Au coeur du discours de Navin Ramgoolam dans le cadre des célébrations de la fête Tamizh Puttandu, au Domaine Les Pailles, hier, dimanche 13 avril : la réforme électorale. Il a, par exemple, évoqué le recensement ethnique, égratignant «ceux qui disent qu’il faut refaire le recensement ethnique». Et lorsque l’on sait que le PMSD a publiquement soutenu vendredi dernier que dans le cadre duBest Loser System il faudrait se baser sur un recensement ethnique plus récent, soit suivant un exercice réalisé en 2011 et non se référer à celui de 1972, l’on comprend que la pique s’adresse aux Bleus.
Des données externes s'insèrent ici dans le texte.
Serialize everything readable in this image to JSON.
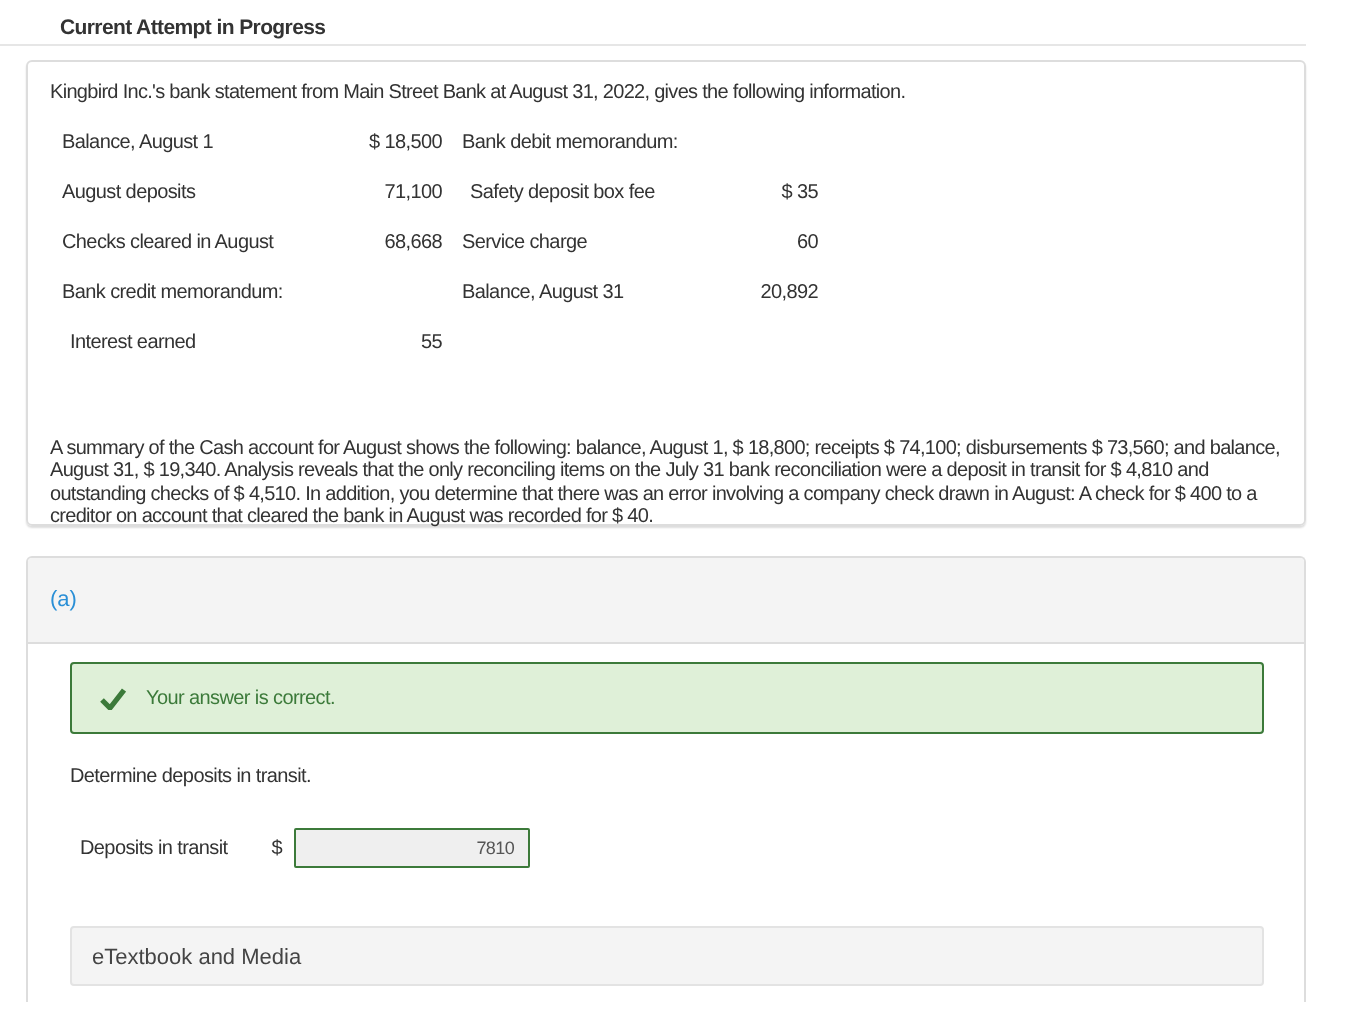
{
  "heading": "Current Attempt in Progress",
  "problem": {
    "intro": "Kingbird Inc.'s bank statement from Main Street Bank at August 31, 2022, gives the following information.",
    "statement_left": [
      {
        "kind": "item",
        "label": "Balance, August 1",
        "amount": "$ 18,500"
      },
      {
        "kind": "item",
        "label": "August deposits",
        "amount": "71,100"
      },
      {
        "kind": "item",
        "label": "Checks cleared in August",
        "amount": "68,668"
      },
      {
        "kind": "heading",
        "label": "Bank credit memorandum:"
      },
      {
        "kind": "sub-item",
        "label": "Interest earned",
        "amount": "55"
      }
    ],
    "statement_right": [
      {
        "kind": "heading",
        "label": "Bank debit memorandum:"
      },
      {
        "kind": "sub-item",
        "label": "Safety deposit box fee",
        "amount": "$ 35"
      },
      {
        "kind": "item",
        "label": "Service charge",
        "amount": "60"
      },
      {
        "kind": "item",
        "label": "Balance, August 31",
        "amount": "20,892"
      }
    ],
    "summary": "A summary of the Cash account for August shows the following: balance, August 1, $ 18,800; receipts $ 74,100; disbursements $ 73,560; and balance, August 31, $ 19,340. Analysis reveals that the only reconciling items on the July 31 bank reconciliation were a deposit in transit for $ 4,810 and outstanding checks of $ 4,510. In addition, you determine that there was an error involving a company check drawn in August: A check for $ 400 to a creditor on account that cleared the bank in August was recorded for $ 40."
  },
  "part": {
    "label": "(a)",
    "feedback": {
      "correct": true,
      "message": "Your answer is correct."
    },
    "question": "Determine deposits in transit.",
    "answer": {
      "label": "Deposits in transit",
      "currency": "$",
      "value": "7810"
    },
    "resources": "eTextbook and Media"
  }
}
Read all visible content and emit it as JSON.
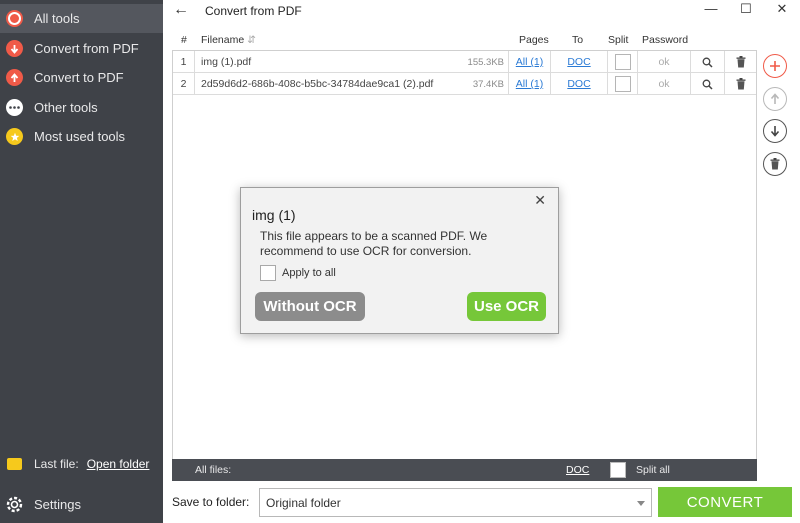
{
  "sidebar": {
    "items": [
      {
        "label": "All tools",
        "icon": "target-icon"
      },
      {
        "label": "Convert from PDF",
        "icon": "arrow-down-circle-icon"
      },
      {
        "label": "Convert to PDF",
        "icon": "arrow-up-circle-icon"
      },
      {
        "label": "Other tools",
        "icon": "more-dots-icon"
      },
      {
        "label": "Most used tools",
        "icon": "star-icon"
      }
    ],
    "last_file_label": "Last file:",
    "open_folder_label": "Open folder",
    "settings_label": "Settings"
  },
  "window": {
    "title": "Convert from PDF",
    "minimize": "—",
    "maximize": "☐",
    "close": "✕"
  },
  "table": {
    "headers": {
      "num": "#",
      "filename": "Filename",
      "pages": "Pages",
      "to": "To",
      "split": "Split",
      "password": "Password"
    },
    "rows": [
      {
        "num": "1",
        "filename": "img (1).pdf",
        "size": "155.3KB",
        "pages": "All (1)",
        "to": "DOC",
        "password": "ok"
      },
      {
        "num": "2",
        "filename": "2d59d6d2-686b-408c-b5bc-34784dae9ca1 (2).pdf",
        "size": "37.4KB",
        "pages": "All (1)",
        "to": "DOC",
        "password": "ok"
      }
    ],
    "all_files_label": "All files:",
    "all_files_to": "DOC",
    "split_all_label": "Split all"
  },
  "save": {
    "label": "Save to folder:",
    "value": "Original folder"
  },
  "convert_label": "CONVERT",
  "dialog": {
    "title": "img (1)",
    "message": "This file appears to be a scanned PDF. We recommend to use OCR for conversion.",
    "apply_all_label": "Apply to all",
    "without_ocr_label": "Without OCR",
    "use_ocr_label": "Use OCR"
  },
  "colors": {
    "sidebar_bg": "#3f4248",
    "accent_red": "#f05a48",
    "accent_green": "#76c739",
    "link_blue": "#2a7ad5"
  }
}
Selon le PM, si cela devait se produire, ce serait un pas en arrière. «Ce n’est pas la modernité. On fait une réforme pour la modernité et l’unité», a-t-il soutenu. Il a tenu à préciser que «notre succès c’est la stabilité politique» sinon personne n’investira à Maurice.

Le chef du gouvernement s’est également appesanti sur l’importance d’avoir de l’humilité. «À Maurice, il n’y a qu’une personne qui comprend cela. Linn fer de lartik dan lagazet. Monn koz ar li. Dimounn pa pe kone me zot pe ekrir», a lancé le PM en voulant vraisemblablement faire référence à Rama Sithanen.

Navin Ramgoolam est aussi revenu sur les propos de ceux qui jugent trop élevée la barre des 10 % de votes à atteindre pour qu’un parti ait le droit de présenter des candidats sur la liste proportionnelle. «MMM mem kinn dir sa. Le danger ou kone ki ete ? Al get kinn arive dan lezot pei.» Le PM a cité le cas du Lesotho qui n’a pas mis de seuil et où quatre petits partis «marie pike» pour faire alliance avec l’opposition.

Concernant le sommet du Commonwealth qui s’est tenu au Sri Lanka, le chef du gouvernement a réaffirmé sa position de principe pour justifier son absence. «Ma position est une position de principe qu’il faut suivre.» Pour le PM, le sommet est «moins important que la vie qu’ont perdue nos frères et soeurs tamouls».
 

Ramgoolam veut rencontrer les leaders politiques

 

Le PM a également affirmé qu’il souhaite écouter les divers points de vue des leaders politiques afin de voir comment consolider la démocratie dans le pays. À cet effet, Navin Ramgoolam a soutenu qu’il compte les rencontrer,  à commencer par Paul Bérenger.

Interrogé au sujet de cette rencontre voulue du PM, Paul Bérenger n’a pas souhaité réagir. «Je ne suis pas au courant. Vous me l’annoncez maintenant. Je dois voir ce qu’il a dit dans son discours avant»a-t-il précisé à l’express.